Der Mann auf der Veranda wirkte allerdings absolut nicht wie ein aufmerksamer Ehegatte. Sophia lachte leise bei dem Gedanken, dass er mit einer braunen Papiertüte unterwegs wäre. Im Sonnenschein glänzten seine blonden Haare. Der Kurzhaarschnitt schmeichelte seinem Gesicht, das vielleicht zu hübsch gewesen wäre, wenn er keine gebrochene Nase hätte. Sophia musste zugeben, dass sie eine Schwäche für blonde Männer hatte. Vermutlich, weil sie unter dunkelhaarigen groß geworden war.
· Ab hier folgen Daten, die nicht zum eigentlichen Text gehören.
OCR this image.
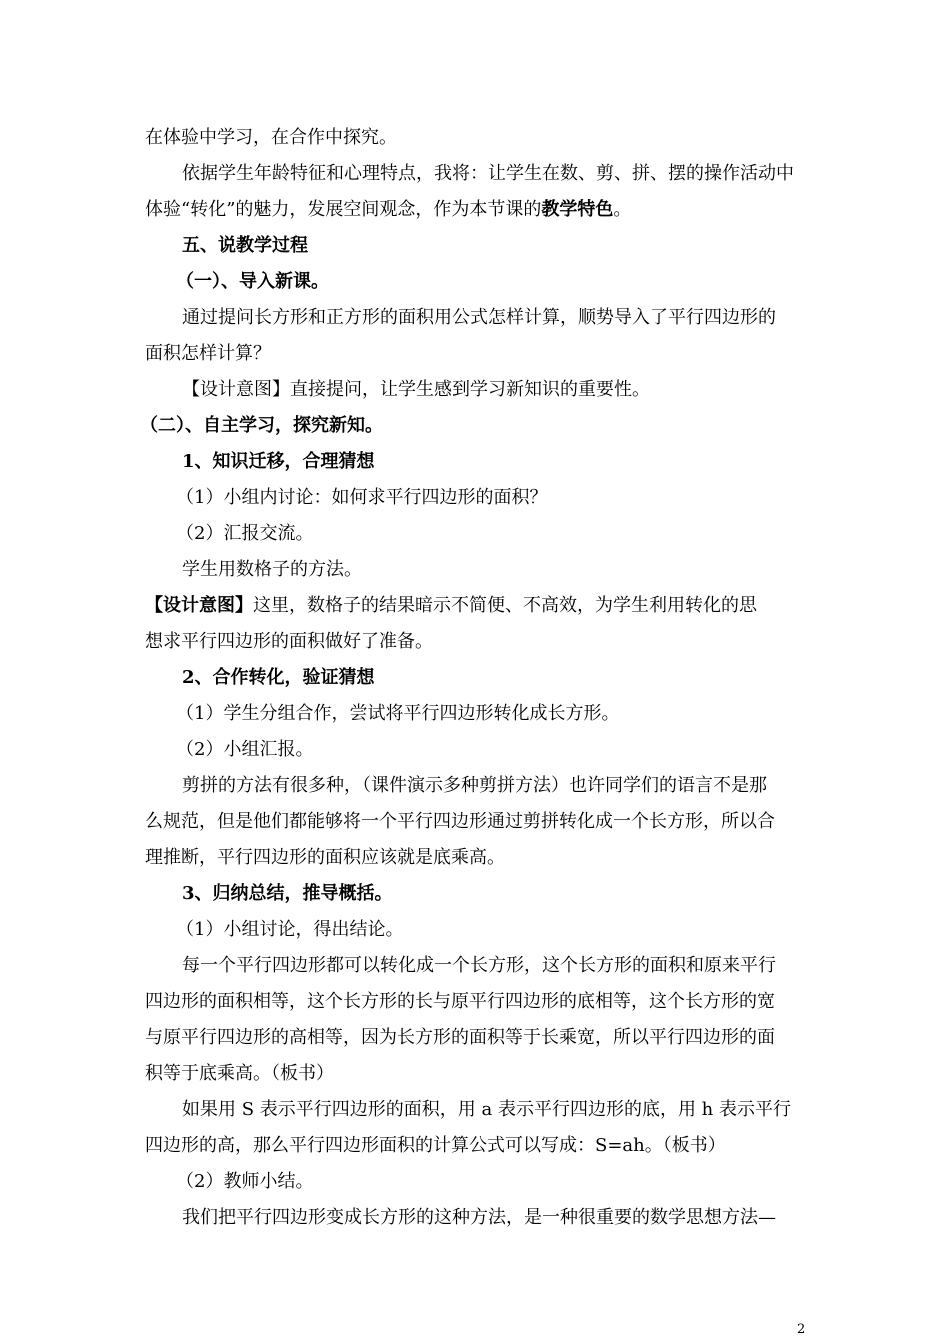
在体验中学习，在合作中探究。
依据学生年龄特征和心理特点，我将：让学生在数、剪、拼、摆的操作活动中
体验“转化”的魅力，发展空间观念，作为本节课的教学特色。
五、说教学过程
（一）、导入新课。
通过提问长方形和正方形的面积用公式怎样计算，顺势导入了平行四边形的
面积怎样计算？
【设计意图】直接提问，让学生感到学习新知识的重要性。
（二）、自主学习，探究新知。
1、知识迁移，合理猜想
（1）小组内讨论：如何求平行四边形的面积？
（2）汇报交流。
学生用数格子的方法。
【设计意图】这里，数格子的结果暗示不简便、不高效，为学生利用转化的思
想求平行四边形的面积做好了准备。
2、合作转化，验证猜想
（1）学生分组合作，尝试将平行四边形转化成长方形。
（2）小组汇报。
剪拼的方法有很多种，（课件演示多种剪拼方法）也许同学们的语言不是那
么规范，但是他们都能够将一个平行四边形通过剪拼转化成一个长方形，所以合
理推断，平行四边形的面积应该就是底乘高。
3、归纳总结，推导概括。
（1）小组讨论，得出结论。
每一个平行四边形都可以转化成一个长方形，这个长方形的面积和原来平行
四边形的面积相等，这个长方形的长与原平行四边形的底相等，这个长方形的宽
与原平行四边形的高相等，因为长方形的面积等于长乘宽，所以平行四边形的面
积等于底乘高。（板书）
如果用 S 表示平行四边形的面积，用 a 表示平行四边形的底，用 h 表示平行
四边形的高，那么平行四边形面积的计算公式可以写成：S=ah。（板书）
（2）教师小结。
我们把平行四边形变成长方形的这种方法，是一种很重要的数学思想方法—
2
Laut der Kreditkarte, mit der er seinen Flug bezahlt hatte, hieß der Blondschopf Gibb Martin. Er war etwa 1,82 m groß, schlank, athletisch und bewegte sich geschmeidig wie ein Jaguar. Er schien seine übermäßig männliche Energie kaum zügeln zu können. Als sie sich vorstellte, über seine Bizeps zu streichen, prickelte ihre Handfläche. Im Moment konnte er sie von dort drüben nicht sehen. Aber sie wusste, dass er graue Augen und einen durchdringenden Blick hatte. Sie hatte das Gefühl gehabt, er könnte ihr bis in die Seele sehen, als er ihr in die Augen geschaut hatte.
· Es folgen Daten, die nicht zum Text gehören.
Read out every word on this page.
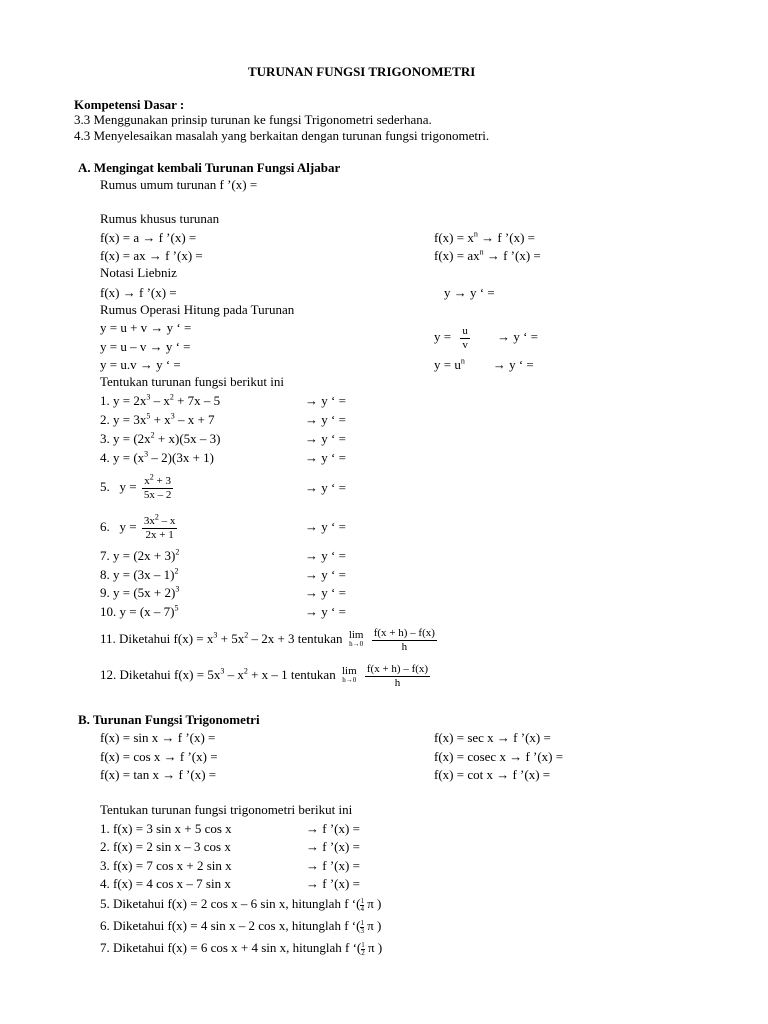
TURUNAN FUNGSI TRIGONOMETRI
Kompetensi Dasar :
3.3 Menggunakan prinsip turunan ke fungsi Trigonometri sederhana.
4.3 Menyelesaikan masalah yang berkaitan dengan turunan fungsi trigonometri.
A. Mengingat kembali Turunan Fungsi Aljabar
Rumus umum turunan f ’(x) =
Rumus khusus turunan
f(x) = a → f ’(x) =
f(x) = ax → f ’(x) =
$f(x) = x^n \to f$ ’(x) =
$f(x) = ax^n \to f$ ’(x) =
Notasi Liebniz
f(x) → f ’(x) =	y → y ‘ =
Rumus Operasi Hitung pada Turunan
y = u + v → y ‘ =
y = u – v → y ‘ =
y = u.v → y ‘ =
$y = \frac{u}{v} \to y$ ‘ =
$y = u^n \to y$ ‘ =
Tentukan turunan fungsi berikut ini
1. $y = 2x^3 - x^2 + 7x - 5$
2. $y = 3x^5 + x^3 - x + 7$
3. $y = (2x^2 + x)(5x - 3)$
4. $y = (x^3 - 2)(3x + 1)$
5. $y = \frac{x^2 + 3}{5x - 2}$
6. $y = \frac{3x^2 - x}{2x + 1}$
7. $y = (2x + 3)^2$
8. y = (3x – 1)$^2$
9. $y = (5x + 2)^3$
10. y = (x – 7)$^5$
→ y ‘ =
→ y ‘ =
→ y ‘ =
→ y ‘ =
→ y ‘ =
→ y ‘ =
→ y ‘ =
→ y ‘ =
→ y ‘ =
→ y ‘ =
11. Diketahui $f(x) = x^3 + 5x^2 - 2x + 3$ tentukan lim
h→0
$\frac{f(x + h) - f(x)}{h}$
12. Diketahui $f(x) = 5x^3 - x^2 + x - 1$ tentukan lim
h→0
$\frac{f(x + h) - f(x)}{h}$
B. Turunan Fungsi Trigonometri
f(x) = sin x → f ’(x) =
f(x) = cos x → f ’(x) =
f(x) = tan x → f ’(x) =
f(x) = sec x → f ’(x) =
f(x) = cosec x → f ’(x) =
f(x) = cot x → f ’(x) =
Tentukan turunan fungsi trigonometri berikut ini
1. f(x) = 3 sin x + 5 cos x
2. f(x) = 2 sin x – 3 cos x
3. f(x) = 7 cos x + 2 sin x
4. f(x) = 4 cos x – 7 sin x
→ f ’(x) =
→ f ’(x) =
→ f ’(x) =
→ f ’(x) =
5. Diketahui f(x) = 2 cos x – 6 sin x, hitunglah f ‘( $\frac{1}{4}$ π )
6. Diketahui f(x) = 4 sin x – 2 cos x, hitunglah f ‘( $\frac{1}{3}$ π )
7. Diketahui f(x) = 6 cos x + 4 sin x, hitunglah f ‘( $\frac{1}{2}$ π )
Sophia erschauerte, als sie sich an den Tag erinnerte, an dem sie ihn vom Libera Airport hierhergeflogen hatte. Er hatte sich für den Flug bedankt, ihre Hand geschüttelt und sie einen Moment länger festgehalten, als es angemessen gewesen wäre. Ihr Herz hatte einen Schlag ausgesetzt. Sie hatte das Gefühl gehabt, es wäre ein Wendepunkt in ihrem Leben. Aber vielleicht hatte sie sich das alles auch nur eingebildet.
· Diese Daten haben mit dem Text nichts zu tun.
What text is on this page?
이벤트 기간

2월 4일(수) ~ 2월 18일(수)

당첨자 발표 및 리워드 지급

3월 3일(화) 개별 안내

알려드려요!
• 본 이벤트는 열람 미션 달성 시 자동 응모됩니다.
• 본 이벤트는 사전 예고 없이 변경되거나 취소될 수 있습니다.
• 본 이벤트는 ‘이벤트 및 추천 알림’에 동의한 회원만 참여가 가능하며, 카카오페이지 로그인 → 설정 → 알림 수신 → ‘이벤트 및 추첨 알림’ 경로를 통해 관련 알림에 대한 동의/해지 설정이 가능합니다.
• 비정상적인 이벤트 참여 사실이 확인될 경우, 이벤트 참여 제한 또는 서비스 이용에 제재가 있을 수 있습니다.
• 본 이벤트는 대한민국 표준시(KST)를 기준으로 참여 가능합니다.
Denn damals war Gibb Martin von einer Frau begleitet worden. Eine groß gewachsene, dünne Blondine mit Schmollmund, raspelkurzen Haaren und sehr großen Brüsten. Sophia dagegen war klein gewachsen, hatte Rundungen und Kurven, schwarze, taillenlange Haare und eine eher bescheidene Oberweite. Als Teenager hatten ihre Brüder sie deswegen geneckt. Zum Glück hatte sie seitdem noch eine Körbchengröße zugelegt.

Die Blondine hatte keinen glücklichen Eindruck vermittelt und sich ständig beschwert. Über das kleine Flugzeug, die Schwüle und darüber, dass die Kekse und Cracker, die Sophia für Gäste an Bord hatte, nicht glutenfrei waren. Aber schließlich hatte ihr die Frau sogar leidgetan. Denn der Amerikaner hatte während des gesamten Fluges kaum von seinem Laptop aufgesehen.

Seitdem waren zwei Wochen vergangen und die Blondine schien immer noch nicht glücklich zu sein. Sie trat auf den Balkon und stützte die Hände in die Hüften. Ihr roter String-Bikini verhüllte nur das Nötigste. Verglichen mit einer Frau wie dieser kam sich Sophia in den abgeschnittenen Jeans und dem weißen bauchfreien Top wie eine plumpe Matrone vor.

„Gibby!“, rief die Blondine.

Er runzelte gereizt die Stirn und zeigte auf das Handy an seinem Ohr. Die unausgesprochene Botschaft lautete: Das ist ein wichtiger Anruf.

Arme Blondie. Er hat keine Zeit für seine großartige Freundin, dachte Sophia.

Die Frau blickte ihn finster an. „Wenn du nicht endlich aufhörst zu telefonieren und mich irgendwohin bringst, wo wir Spaß haben, fliege ich heute Abend nach Miami zurück.“

Der Mann hielt das Handy an seine Brust, ging zu ihr, flüsterte ihr etwas ins Ohr und tätschelte ihren Po. Die Blondine kicherte.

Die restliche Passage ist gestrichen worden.